People like Mr Nicholls and the editorial team of the Morning Star are all in favour of borders and of restrictions upon free movement — except when it comes to the EU’s one land border with the UK, to be imposed against the wishes of the people of Ireland, North and South, and against the wishes of the EU.
The Brexiteers suggest that the EU should agree that a 500km external border with more than 200 crossing points should be be unpoliced. People and goods should pass over it without hindrance. Smugglers and gun-runners should be allowed to go about their business unmolested. Small companies will not have customs checks; large ones will operate solely on trust: they will voluntarily declare the goods they have moved and pay their duties afterwards. US beef (hormone-enhanced, of course), Australian lamb, Chinese steel and Indian cars could be imported into Belfast, sent an hour down the road to Dundalk and exported tariff-free to France, Germany or any other EU country.
The only way to stop this happening would be in effect to make Ireland itself a semi-detached member of the EU with all Irish exports subjected to customs controls at EU ports. And if the EU and Ireland refuse to agree to this, whose fault will it be, according to Mr Nicholls and his friends at the Morning Star? Why, the EU’s, of course!
If the Brexiters’ demands to take back control of immigration to the UK are meant seriously, the border would have to be heavily policed to keep EU migrants who have lawfully entered the Republic from moving into the UK. And it will run between Newry and Dundalk, between Letterkenny and Derry. The Dublin-Belfast train will have to stop for passport controls. Never mind that May’s contortions on Ireland come down to the fact that her “red lines” on the Customs Union and Single Market, flatly contradict her “red line” that there can be no hard border in Ireland, and similarly no new border down the Irish Sea. These conditions are not reconcilable.
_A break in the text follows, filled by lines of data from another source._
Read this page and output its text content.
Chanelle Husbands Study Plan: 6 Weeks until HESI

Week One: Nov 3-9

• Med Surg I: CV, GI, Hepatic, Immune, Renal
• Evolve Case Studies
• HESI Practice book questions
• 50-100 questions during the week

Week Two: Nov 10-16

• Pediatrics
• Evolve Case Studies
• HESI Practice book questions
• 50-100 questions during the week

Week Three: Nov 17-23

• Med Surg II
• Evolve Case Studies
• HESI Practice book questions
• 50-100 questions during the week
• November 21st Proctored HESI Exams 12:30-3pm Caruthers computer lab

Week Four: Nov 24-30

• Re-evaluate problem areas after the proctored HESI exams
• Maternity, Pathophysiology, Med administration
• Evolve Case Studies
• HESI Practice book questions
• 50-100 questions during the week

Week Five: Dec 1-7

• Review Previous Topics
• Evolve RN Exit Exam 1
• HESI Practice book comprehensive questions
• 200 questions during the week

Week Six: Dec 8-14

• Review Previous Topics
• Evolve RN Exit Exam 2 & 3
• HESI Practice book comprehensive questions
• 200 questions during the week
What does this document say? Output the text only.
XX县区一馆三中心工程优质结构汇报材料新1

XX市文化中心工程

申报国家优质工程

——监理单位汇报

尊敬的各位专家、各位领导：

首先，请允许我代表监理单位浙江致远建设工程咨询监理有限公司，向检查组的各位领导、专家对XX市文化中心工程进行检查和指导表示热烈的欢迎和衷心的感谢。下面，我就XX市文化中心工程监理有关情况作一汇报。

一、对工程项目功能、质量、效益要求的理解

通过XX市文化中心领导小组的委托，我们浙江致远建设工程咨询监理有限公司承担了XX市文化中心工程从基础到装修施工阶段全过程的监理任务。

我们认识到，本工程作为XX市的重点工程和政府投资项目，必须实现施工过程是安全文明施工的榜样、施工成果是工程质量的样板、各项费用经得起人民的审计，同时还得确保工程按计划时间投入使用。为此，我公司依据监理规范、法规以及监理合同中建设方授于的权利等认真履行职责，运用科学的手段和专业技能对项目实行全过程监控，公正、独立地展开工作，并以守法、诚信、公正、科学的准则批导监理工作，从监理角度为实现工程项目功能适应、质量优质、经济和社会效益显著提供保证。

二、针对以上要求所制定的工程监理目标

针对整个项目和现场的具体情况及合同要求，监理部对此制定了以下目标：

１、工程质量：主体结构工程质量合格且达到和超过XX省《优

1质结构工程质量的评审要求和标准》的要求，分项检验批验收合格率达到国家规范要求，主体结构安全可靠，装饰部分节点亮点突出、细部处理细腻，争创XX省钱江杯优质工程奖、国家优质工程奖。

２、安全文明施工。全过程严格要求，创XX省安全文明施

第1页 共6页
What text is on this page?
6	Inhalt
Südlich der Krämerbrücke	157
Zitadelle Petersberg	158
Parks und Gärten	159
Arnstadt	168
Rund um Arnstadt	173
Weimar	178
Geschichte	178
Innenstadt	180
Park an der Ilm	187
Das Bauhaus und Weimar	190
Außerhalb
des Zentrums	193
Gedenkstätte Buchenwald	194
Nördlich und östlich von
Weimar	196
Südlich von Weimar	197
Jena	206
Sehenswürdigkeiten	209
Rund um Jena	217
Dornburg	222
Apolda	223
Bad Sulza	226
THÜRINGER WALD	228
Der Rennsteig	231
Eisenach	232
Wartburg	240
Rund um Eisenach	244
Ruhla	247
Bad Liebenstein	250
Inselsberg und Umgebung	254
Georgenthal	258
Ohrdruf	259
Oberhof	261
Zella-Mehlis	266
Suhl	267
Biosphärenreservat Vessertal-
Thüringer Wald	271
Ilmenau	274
If Britain, including Northern Ireland has different standards and regulations in relation to goods and services circulating inside its borders, either produced in whole or in part, inside its borders, or imported from elsewhere in the world, then it is clear that the EU will need to undertake checks on all of those goods and services, before they are allowed into the EU, to ensure that they comply with EU standards.
Never mind that last December, in order to give a guarantee that there would be no hard border, Theresa May agreed a “backstop” position based upon enabling Northern Ireland to remain inside the Customs Union and Single Market and that, despite reiterating this commitment in March, May is now reneging upon it under pressure from the DUP and her own hard-line Brexiteers. Never mind that May’s claim that no British Prime Minister “could possibly agree to Northern Ireland being separated from the rest of the UK” is patent nonsense, given that the UK does have different laws and regulations in Northern Ireland already with regard to gay marriage and abortion rights.
The Little Englanders who comprise the Tory Government and the Brexiteer movement didn’t think about Ireland during the referendum campaign because they don’t care about Ireland. They articulated their vision for Brexit — a brave new world in which all of their fervent nationalistic delusions would become reality — and expect the Irish (North and South) to simply roll over and let them get on with it. The wails of despair you now hear from senior Tories and their supporters, as the reality of securing Brexit proves much more difficult than merely holding a referendum, is the sound of those dreams dying. Meanwhile, the pro-Brexit “left” like Mr Nicholls and the Morning Star join in with the wailing, blaming Johnny Foreigner in Brussels and the ungrateful Irish in Dublin.
• The author would like to acknowledge the enormous debt he owes to Fintan O’Toole of the Irish Times, by far the best-informed writer on Brexit and its effects on relations between Ireland and Britain.